Moon Dae-Sung

Personal information
- Nationality: South Korean
- Born: September 3, 1976 (age 49)
- Height: 191 cm (6 ft 3 in)
- Weight: 200 lb (91 kg)

Medal record
Men's taekwondo
Representing South Korea
Olympic Games
| Gold medal – first place | 2004 Athens | +80 kg |
World Championships
| Gold medal – first place | 1999 Edmonton | Heavyweight |
Asian Games
| Gold medal – first place | 2002 Busan | Heavyweight |
Asian Championships
| Gold medal – first place | 2000 Hong Kong | Heavyweight |

= Moon Dae-sung =

South Korean taekwondo athlete

Moon Dae-sung (born September 3, 1976) is a retired 6 ft 3 in (1.91 m) 200 lb (91 kg) Olympic taekwondo athlete from South Korea.
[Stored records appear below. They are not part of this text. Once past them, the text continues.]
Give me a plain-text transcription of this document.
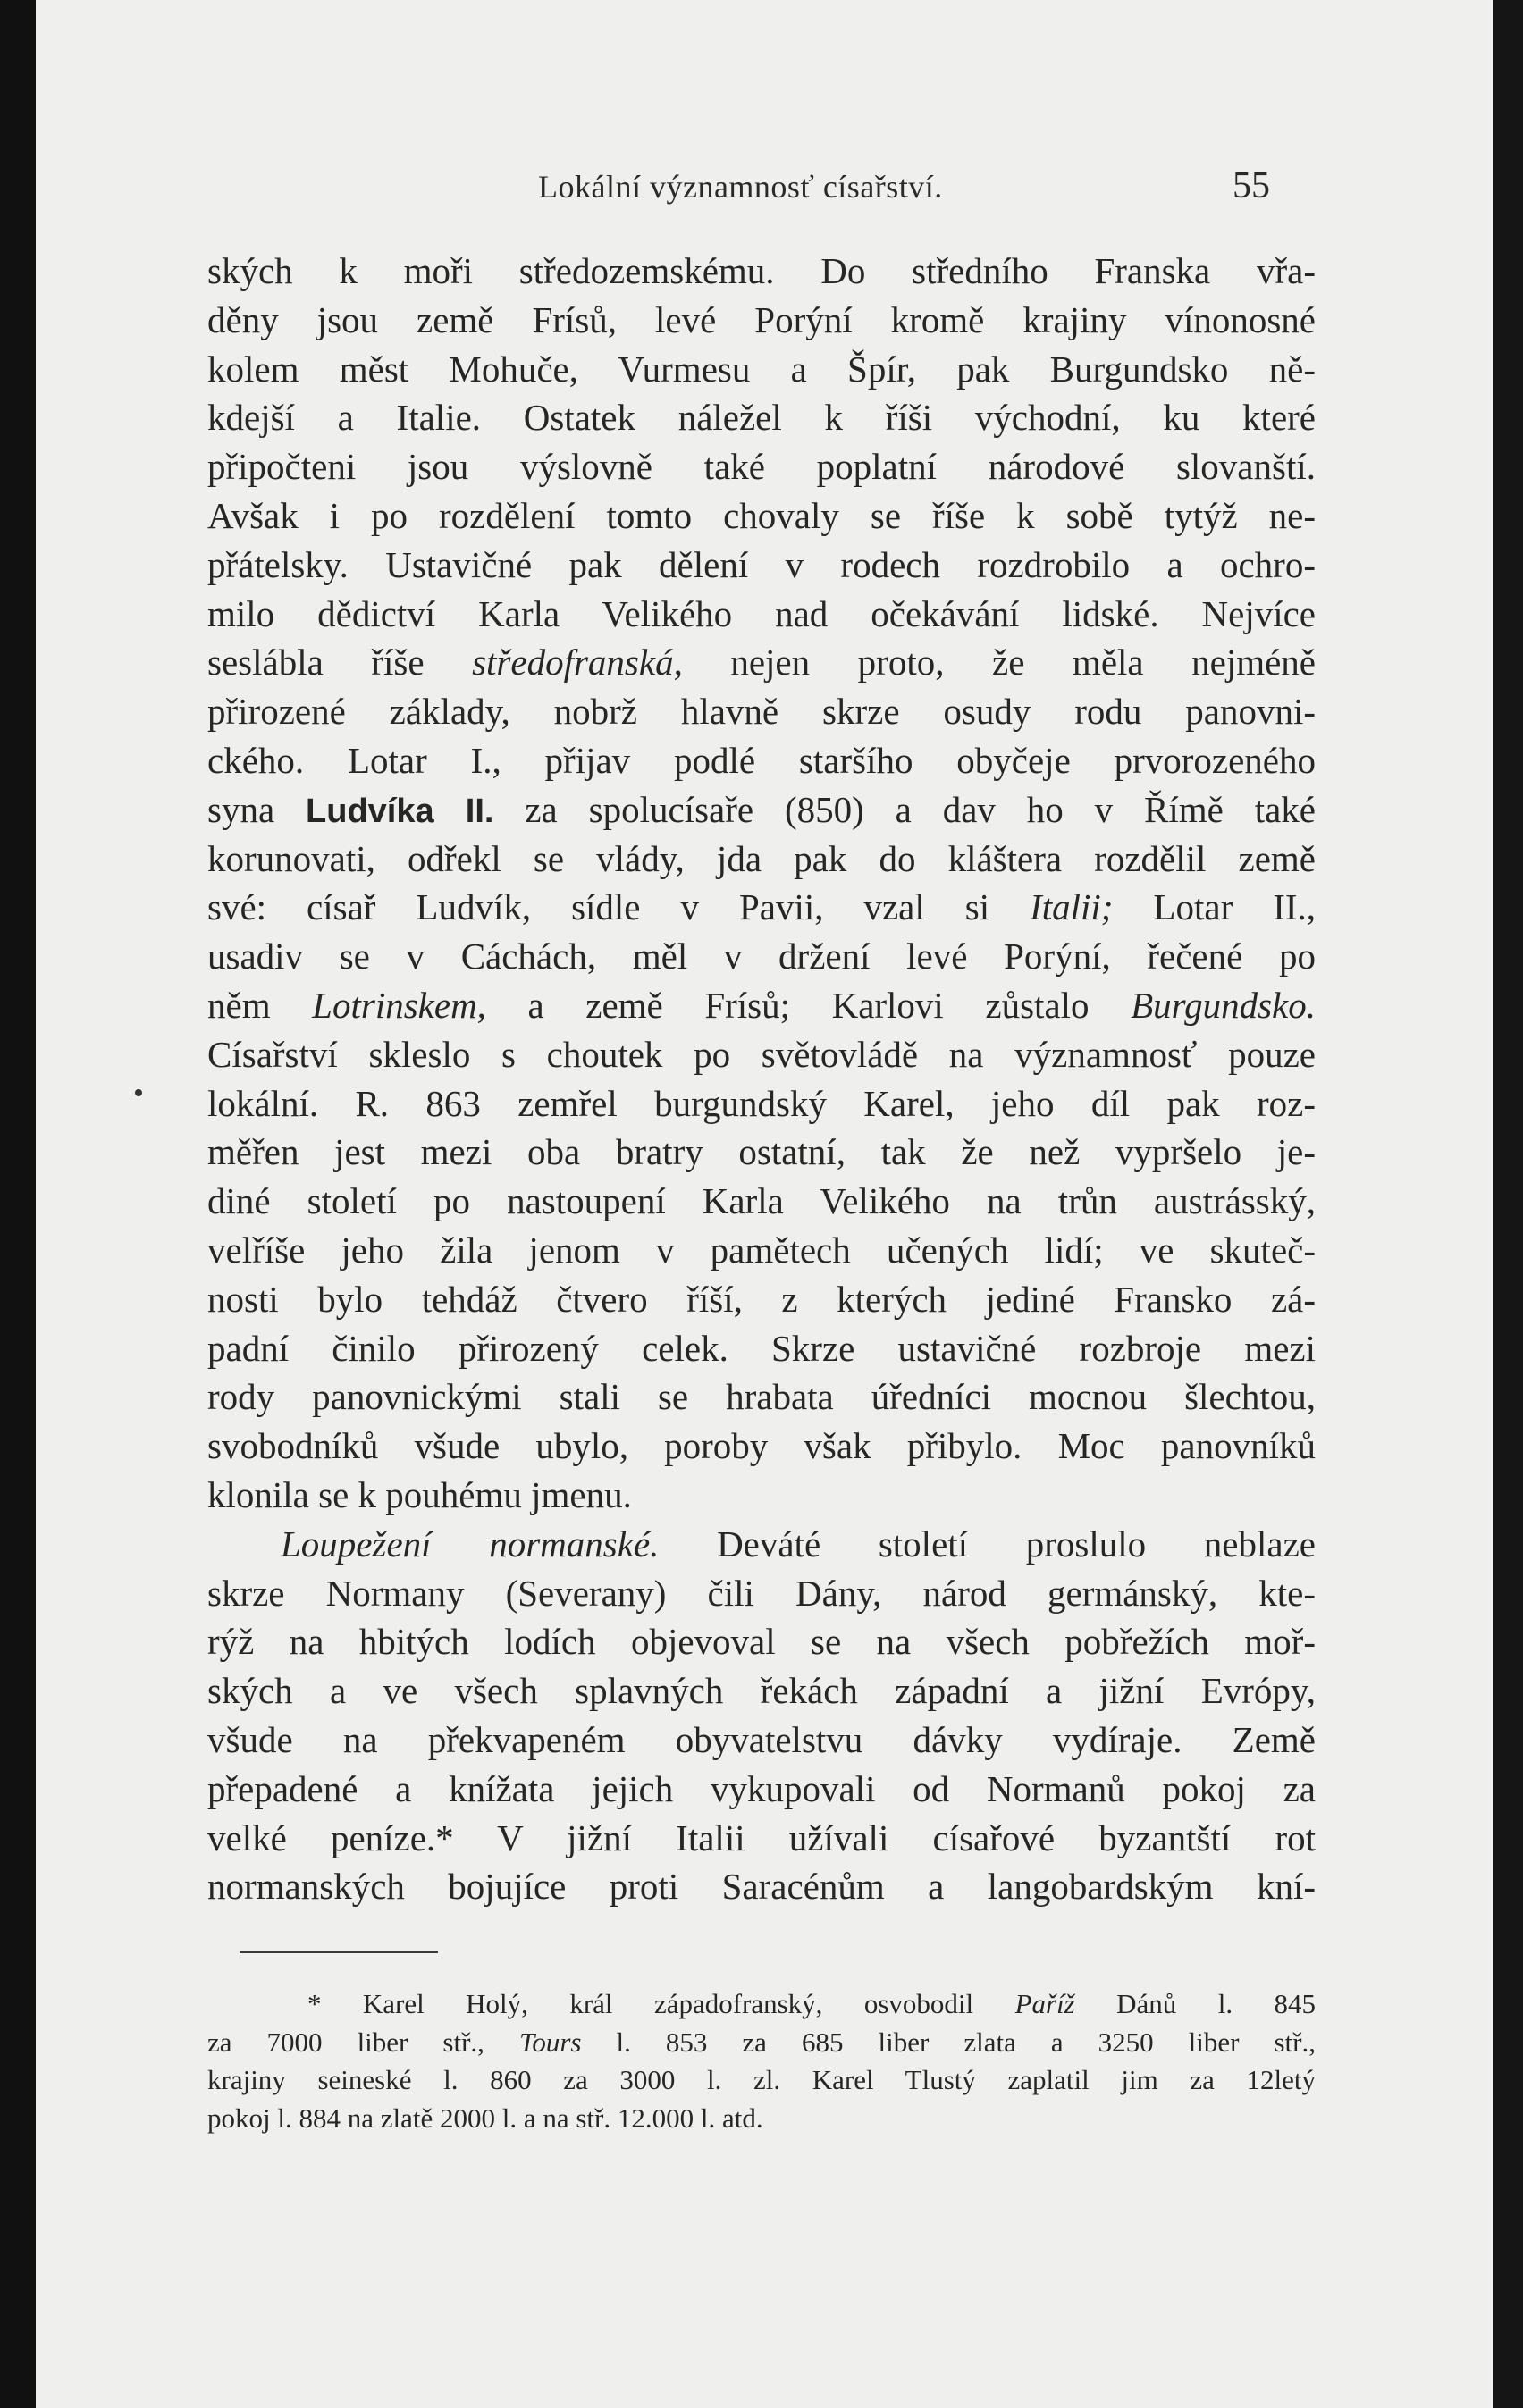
Lokální významnosť císařství.	55
ských k moři středozemskému. Do středního Franska vřa-
děny jsou země Frísů, levé Porýní kromě krajiny vínonosné
kolem měst Mohuče, Vurmesu a Špír, pak Burgundsko ně-
kdejší a Italie. Ostatek náležel k říši východní, ku které
připočteni jsou výslovně také poplatní národové slovanští.
Avšak i po rozdělení tomto chovaly se říše k sobě tytýž ne-
přátelsky. Ustavičné pak dělení v rodech rozdrobilo a ochro-
milo dědictví Karla Velikého nad očekávání lidské. Nejvíce
seslábla říše středofranská, nejen proto, že měla nejméně
přirozené základy, nobrž hlavně skrze osudy rodu panovni-
ckého. Lotar I., přijav podlé staršího obyčeje prvorozeného
syna Ludvíka II. za spolucísaře (850) a dav ho v Římě také
korunovati, odřekl se vlády, jda pak do kláštera rozdělil země
své: císař Ludvík, sídle v Pavii, vzal si Italii; Lotar II.,
usadiv se v Cáchách, měl v držení levé Porýní, řečené po
něm Lotrinskem, a země Frísů; Karlovi zůstalo Burgundsko.
Císařství skleslo s choutek po světovládě na významnosť pouze
lokální. R. 863 zemřel burgundský Karel, jeho díl pak roz-
měřen jest mezi oba bratry ostatní, tak že než vypršelo je-
diné století po nastoupení Karla Velikého na trůn austrásský,
velříše jeho žila jenom v pamětech učených lidí; ve skuteč-
nosti bylo tehdáž čtvero říší, z kterých jediné Fransko zá-
padní činilo přirozený celek. Skrze ustavičné rozbroje mezi
rody panovnickými stali se hrabata úředníci mocnou šlechtou,
svobodníků všude ubylo, poroby však přibylo. Moc panovníků
klonila se k pouhému jmenu.
Loupežení normanské. Deváté století proslulo neblaze
skrze Normany (Severany) čili Dány, národ germánský, kte-
rýž na hbitých lodích objevoval se na všech pobřežích moř-
ských a ve všech splavných řekách západní a jižní Evrópy,
všude na překvapeném obyvatelstvu dávky vydíraje. Země
přepadené a knížata jejich vykupovali od Normanů pokoj za
velké peníze.* V jižní Italii užívali císařové byzantští rot
normanských bojujíce proti Saracénům a langobardským kní-
* Karel Holý, král západofranský, osvobodil Paříž Dánů l. 845
za 7000 liber stř., Tours l. 853 za 685 liber zlata a 3250 liber stř.,
krajiny seineské l. 860 za 3000 l. zl. Karel Tlustý zaplatil jim za 12letý
pokoj l. 884 na zlatě 2000 l. a na stř. 12.000 l. atd.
He won a gold medal at the 2004 Olympics held in Athens, Greece, in the heavyweight division after knocking out Greece's Alexandros Nikolaidis with a reverse kick.

==Career==
He entered Dong-A University on a taekwondo scholarship in 1995 and performed consistently well in national competitions during his college years, though usually overshadowed by the dominant heavyweight champion Kim Je-Gyoung.
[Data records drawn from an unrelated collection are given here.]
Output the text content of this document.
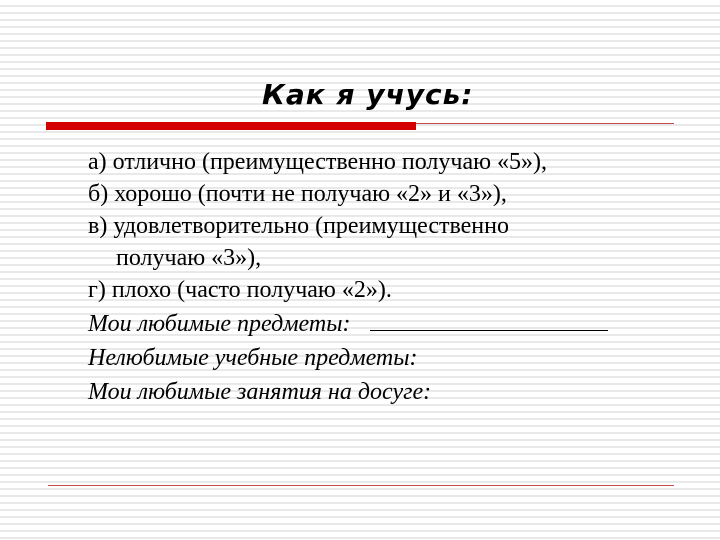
Как я учусь:
а) отлично (преимущественно получаю «5»),
б) хорошо (почти не получаю «2» и «3»),
в) удовлетворительно (преимущественно
получаю «3»),
г) плохо (часто получаю «2»).
Мои любимые предметы:
Нелюбимые учебные предметы:
Мои любимые занятия на досуге:
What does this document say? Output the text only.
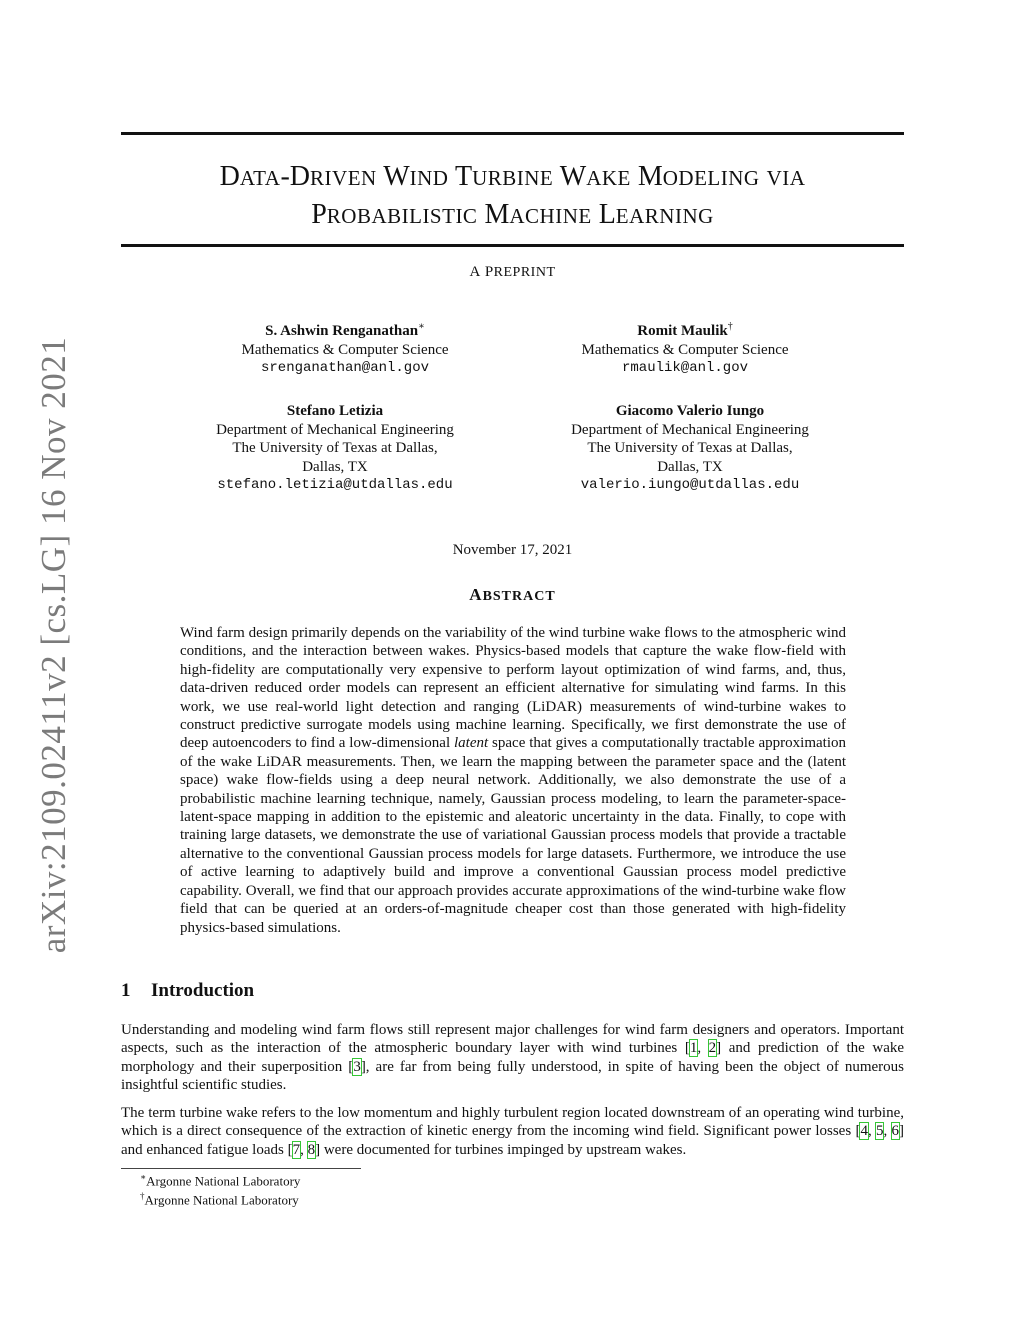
arXiv:2109.02411v2 [cs.LG] 16 Nov 2021
DATA-DRIVEN WIND TURBINE WAKE MODELING VIA
PROBABILISTIC MACHINE LEARNING
A PREPRINT
S. Ashwin Renganathan∗
Mathematics & Computer Science
srenganathan@anl.gov
Romit Maulik†
Mathematics & Computer Science
rmaulik@anl.gov
Stefano Letizia
Department of Mechanical Engineering
The University of Texas at Dallas,
Dallas, TX
stefano.letizia@utdallas.edu
Giacomo Valerio Iungo
Department of Mechanical Engineering
The University of Texas at Dallas,
Dallas, TX
valerio.iungo@utdallas.edu
November 17, 2021
ABSTRACT
Wind farm design primarily depends on the variability of the wind turbine wake flows to the atmospheric wind conditions, and the interaction between wakes. Physics-based models that capture the wake flow-field with high-fidelity are computationally very expensive to perform layout optimization of wind farms, and, thus, data-driven reduced order models can represent an efficient alternative for simulating wind farms. In this work, we use real-world light detection and ranging (LiDAR) measurements of wind-turbine wakes to construct predictive surrogate models using machine learning. Specifically, we first demonstrate the use of deep autoencoders to find a low-dimensional latent space that gives a computationally tractable approximation of the wake LiDAR measurements. Then, we learn the mapping between the parameter space and the (latent space) wake flow-fields using a deep neural network. Additionally, we also demonstrate the use of a probabilistic machine learning technique, namely, Gaussian process modeling, to learn the parameter-space-latent-space mapping in addition to the epistemic and aleatoric uncertainty in the data. Finally, to cope with training large datasets, we demonstrate the use of variational Gaussian process models that provide a tractable alternative to the conventional Gaussian process models for large datasets. Furthermore, we introduce the use of active learning to adaptively build and improve a conventional Gaussian process model predictive capability. Overall, we find that our approach provides accurate approximations of the wind-turbine wake flow field that can be queried at an orders-of-magnitude cheaper cost than those generated with high-fidelity physics-based simulations.
1 Introduction
Understanding and modeling wind farm flows still represent major challenges for wind farm designers and operators. Important aspects, such as the interaction of the atmospheric boundary layer with wind turbines [1, 2] and prediction of the wake morphology and their superposition [3], are far from being fully understood, in spite of having been the object of numerous insightful scientific studies.
The term turbine wake refers to the low momentum and highly turbulent region located downstream of an operating wind turbine, which is a direct consequence of the extraction of kinetic energy from the incoming wind field. Significant power losses [4, 5, 6] and enhanced fatigue loads [7, 8] were documented for turbines impinged by upstream wakes.
∗Argonne National Laboratory
†Argonne National Laboratory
Upon graduation from Dong-A University in Busan, South Korea in 1999, Moon became a member of the Samsung Corporation Professional Taekwondo team. Many considered Moon to be the next Kim Je-Gyoung, two time Olympic Gold Medalist and also a member of the Samsung Professional Team and graduate of Dong-A University, in the heavyweight division of the Korean National team.

Since his high profile win at the Athens Olympic Games, Moon has become a well known celebrity in South Korea, owing to his performance in the Gold Medal round. He has become the official Audi Automobile Company's spokesman and has made numerous television and public appearances.

Moon is noted for his technical prowess, particularly his strong back kicks with his left foot, as well as a solid grasp of other core techniques indispensable to fighting in high level international and Korean domestic competitions.

==Post career==
===As IOC member===
In August 2008 he was elected as a member of the International Olympic Committee by the 120th IOC Session.

===As a politician===
Moon ran for being a lawmaker in the first (gap) legislative district of Saha District under the Saenuri Party banner in 2012; he won the election.

==Plagiarism scandal==
His doctoral thesis for Kookmin University, "Effect of Proprioceptive Neuromuscular Facilitation (PNF) on Flexibility and Isokinetic Muscle Strength in Taekwondo Player", came to the attention of the public media in South Korea as a "copy-and-paste" plagiarism. There are a number of "copy-and-paste" paragraphs in introduction, literature review, and discussion section of the thesis.

The scandal later affected his rookie political career, but he decided to stay in the ruling party and maintained his innocence.

In April 2012, the research ethics committee of the Kookmin University announced:
"The research subject of the doctoral thesis by Moon Dae-sung and part of the purpose of the research of his thesis overlap with those of a doctoral thesis by a person surnamed Kim at Myongji University. Not only that but a significant portion of the writing in the introduction, the theoretical background and the arguments in the two theses are so identical that we concluded this goes beyond what is normally permitted by the academic community."

Minutes after the school's announcement, Moon issued a statement to announce his departure from the ruling party.

In March 2014, Kookmin University officially canceled his PhD. Moon launched a nullification lawsuit, which his opponents believe is a tactic to keep his seat in the IOC as well as the ruling Saenuri Party.